Prime Minister Stephen Harper has moved to resolve a dispute that threatens to shut down an investigation into the 1985 Air India attack.

Harper was responding to earlier comments by former Supreme Court Justice John Major, the head of the Air-India inquiry. Major said he may have to shut down proceedings because the government's claims to secrecy are making it too difficult for him to do his job.

"I have instructed my national security adviser to meet with people in the various departments to impose a non-restrictive interpretation of the law, and to expedite resolution of this dispute as quickly as possible," Harper said Monday in the House of Commons.

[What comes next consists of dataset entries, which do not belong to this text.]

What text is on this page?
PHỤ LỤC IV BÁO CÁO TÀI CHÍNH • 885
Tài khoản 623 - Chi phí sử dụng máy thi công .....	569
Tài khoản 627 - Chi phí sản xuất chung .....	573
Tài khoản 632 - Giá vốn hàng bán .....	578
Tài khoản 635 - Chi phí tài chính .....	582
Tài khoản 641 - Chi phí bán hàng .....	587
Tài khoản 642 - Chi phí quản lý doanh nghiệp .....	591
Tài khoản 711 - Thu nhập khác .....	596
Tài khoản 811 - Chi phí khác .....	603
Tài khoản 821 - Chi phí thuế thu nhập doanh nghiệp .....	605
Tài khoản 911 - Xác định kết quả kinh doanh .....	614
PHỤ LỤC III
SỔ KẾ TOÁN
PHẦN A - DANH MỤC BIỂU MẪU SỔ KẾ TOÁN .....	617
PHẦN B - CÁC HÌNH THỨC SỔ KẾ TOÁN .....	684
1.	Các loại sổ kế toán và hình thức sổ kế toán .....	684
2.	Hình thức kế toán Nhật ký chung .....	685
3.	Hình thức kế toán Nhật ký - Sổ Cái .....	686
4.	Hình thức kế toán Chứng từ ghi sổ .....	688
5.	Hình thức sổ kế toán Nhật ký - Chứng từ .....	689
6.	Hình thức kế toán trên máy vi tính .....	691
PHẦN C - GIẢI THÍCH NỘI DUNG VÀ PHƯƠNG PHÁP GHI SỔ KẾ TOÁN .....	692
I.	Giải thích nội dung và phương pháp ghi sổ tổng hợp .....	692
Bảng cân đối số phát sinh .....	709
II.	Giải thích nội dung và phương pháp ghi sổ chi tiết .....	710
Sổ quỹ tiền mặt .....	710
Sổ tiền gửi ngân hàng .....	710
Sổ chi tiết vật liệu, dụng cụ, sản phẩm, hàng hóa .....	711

Major told an inquiry that he will give lawyers two weeks to reassess their claims that national security would be endangered by fuller disclosure of documents and public hearings on many issues.

"If the documents remain, in a manner of speaking blacked out, there is no way I can carry out my mandate," said Major, ordering a halt to the public investigation into the bombing that took 329 lives.  

The judge said he will adjourn the hearings until at least March 5, saying he hopes the government will come around to share his view by that date.

"A serious problem has arisen,'' Major told the inquiry." If the proceedings started today, under the circumstances, the redaction of the documents -- that's the censoring or black-lining of the documents -- would make them meaningless.''

Major said this would mean witnesses could not be questioned properly in public.

The documents number in the thousands, said Major, and court proceedings to declassify them could take years.

If that happened, he warned that the inquiry would "disappear into the quicksand of bureaucracy."

Federal lawyer Barney Brucker said he hopes a solution can be found. But he said some material must be kept secret to avoid giving terrorists a road map on how to beat security measures.

Lawyers for the victims' families said they're disappointed and disillusioned at the government's overly secretive stance.

Major was appointed by Prime Minister Stephen Harper last year to look into the 1985 bombing, to find out what went wrong with the subsequent investigation, and draw lessons for current counter-terrorist policy.